“She should really be in bed,” Miss Lucinda said. “She is likely to take cold sleeping there.”

But at that moment, Blue Bonnet sat up, facing them with eyes almost tragic.

“Do you know!” she brought each word out with emphatic distinctness, “I haven’t prepared my lessons for Monday! I knew there was something I’d forgotten—I just couldn’t study last evening; I hated the mere sight of those tiresome books! And to-day, I forgot all about them!”

Blue Bonnet slipped to her feet and started for the closet where she kept her school-books. “That’s what comes of having a place for things and putting them in it! If they’d only been laying ’round—”

“Not to-night, Blue Bonnet,” her aunt said. “It is altogether too late for studying. You must get an early start Monday morning.”

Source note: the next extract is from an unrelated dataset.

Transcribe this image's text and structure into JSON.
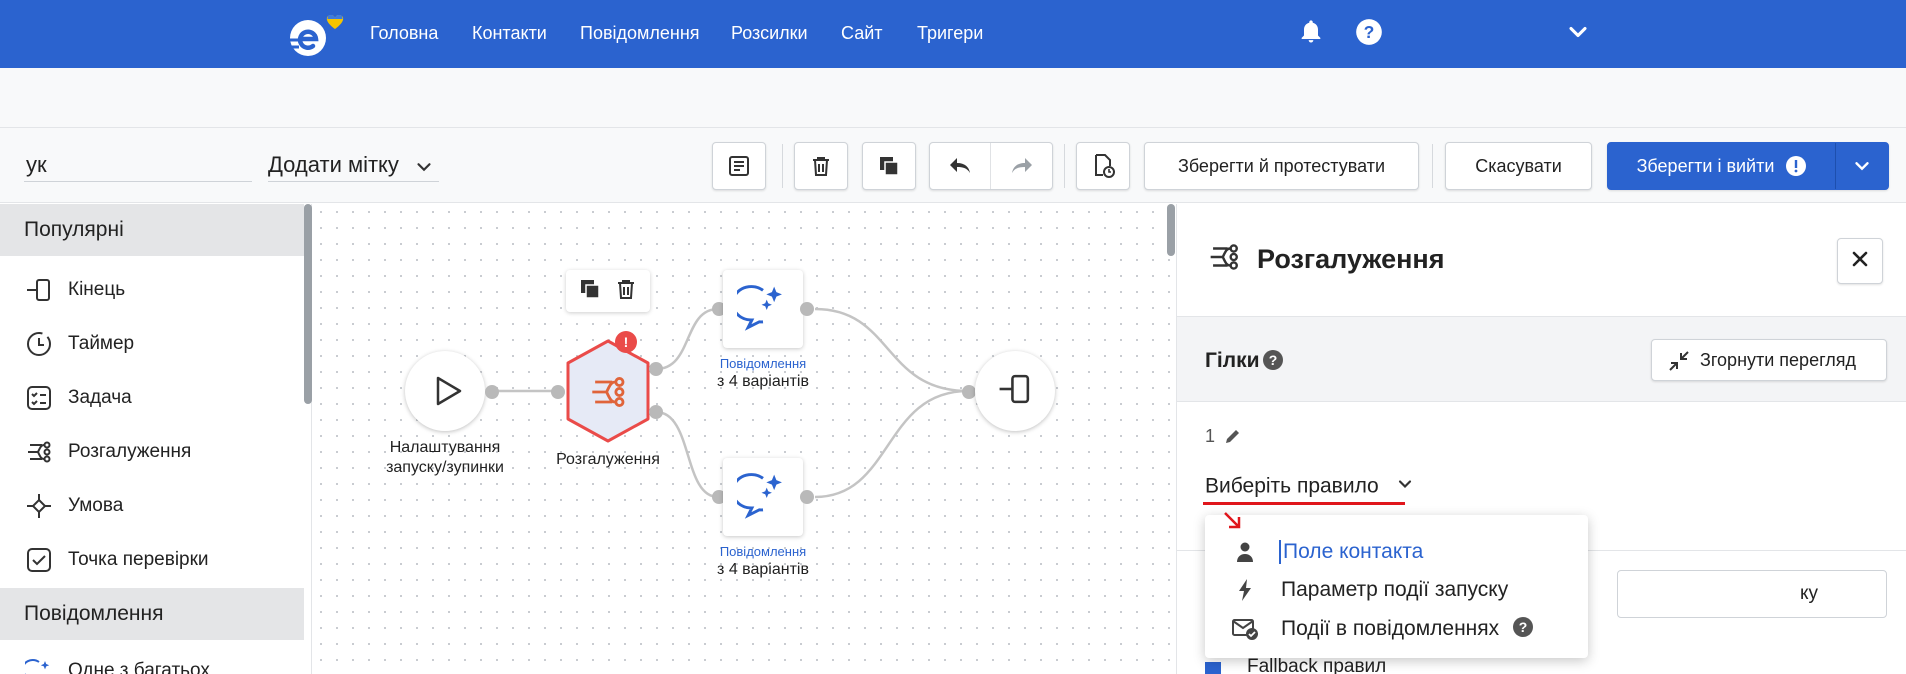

“All right,” Blue Bonnet agreed with a readiness Miss Lucinda found discouraging; “only you’ll have to call me, Aunt Lucinda.”

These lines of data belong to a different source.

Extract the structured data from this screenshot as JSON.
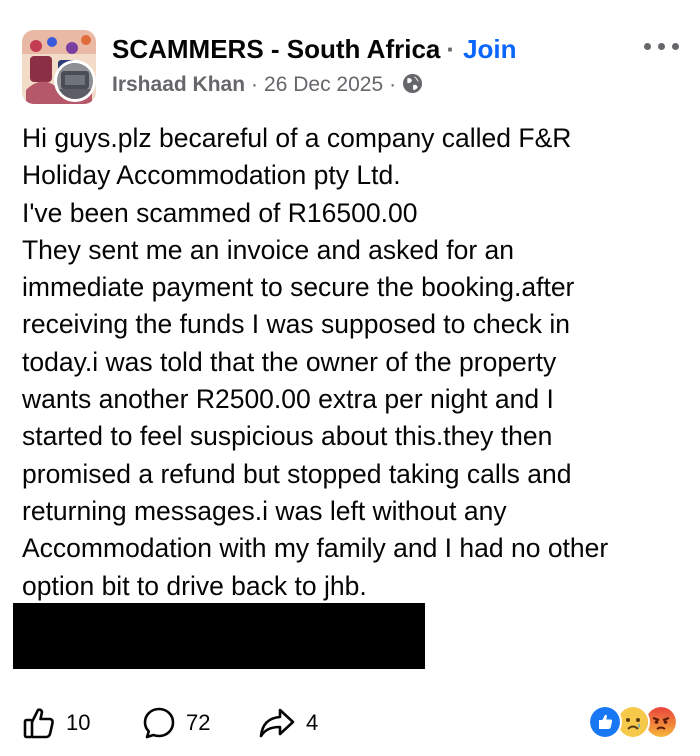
{
  "post": {
    "group_name": "SCAMMERS - South Africa",
    "separator": "·",
    "join_label": "Join",
    "author": "Irshaad Khan",
    "meta_separator": "·",
    "date": "26 Dec 2025",
    "privacy_icon": "globe-icon",
    "body": "Hi guys.plz becareful of a company called F&R\nHoliday Accommodation pty Ltd.\nI've been scammed of R16500.00\nThey sent me an invoice and asked for an\nimmediate payment to secure the booking.after\nreceiving the funds I was supposed to check in\ntoday.i was told that the owner of the property\nwants another R2500.00 extra per night and I\nstarted to feel suspicious about this.they then\npromised a refund but stopped taking calls and\nreturning messages.i was left without any\nAccommodation with my family and I had no other\noption bit to drive back to jhb."
  },
  "actions": {
    "like_count": "10",
    "comment_count": "72",
    "share_count": "4"
  },
  "reactions": [
    "like",
    "sad",
    "angry"
  ],
  "colors": {
    "join": "#0866ff",
    "secondary_text": "#65676b",
    "like_blue": "#1877f2",
    "redaction": "#000000"
  }
}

“I don’t suppose,” she confided to Solomon, as she tucked his warm blanket about him, “I don’t suppose Sarah Blake ever forgets to get her lessons, do you?”

She put the question to Sarah herself, on the way home from church the next morning.

“Why, no,” Sarah answered, wonderingly. “I don’t think one ought—”

“How many oughts make a must?” Blue Bonnet interrupted.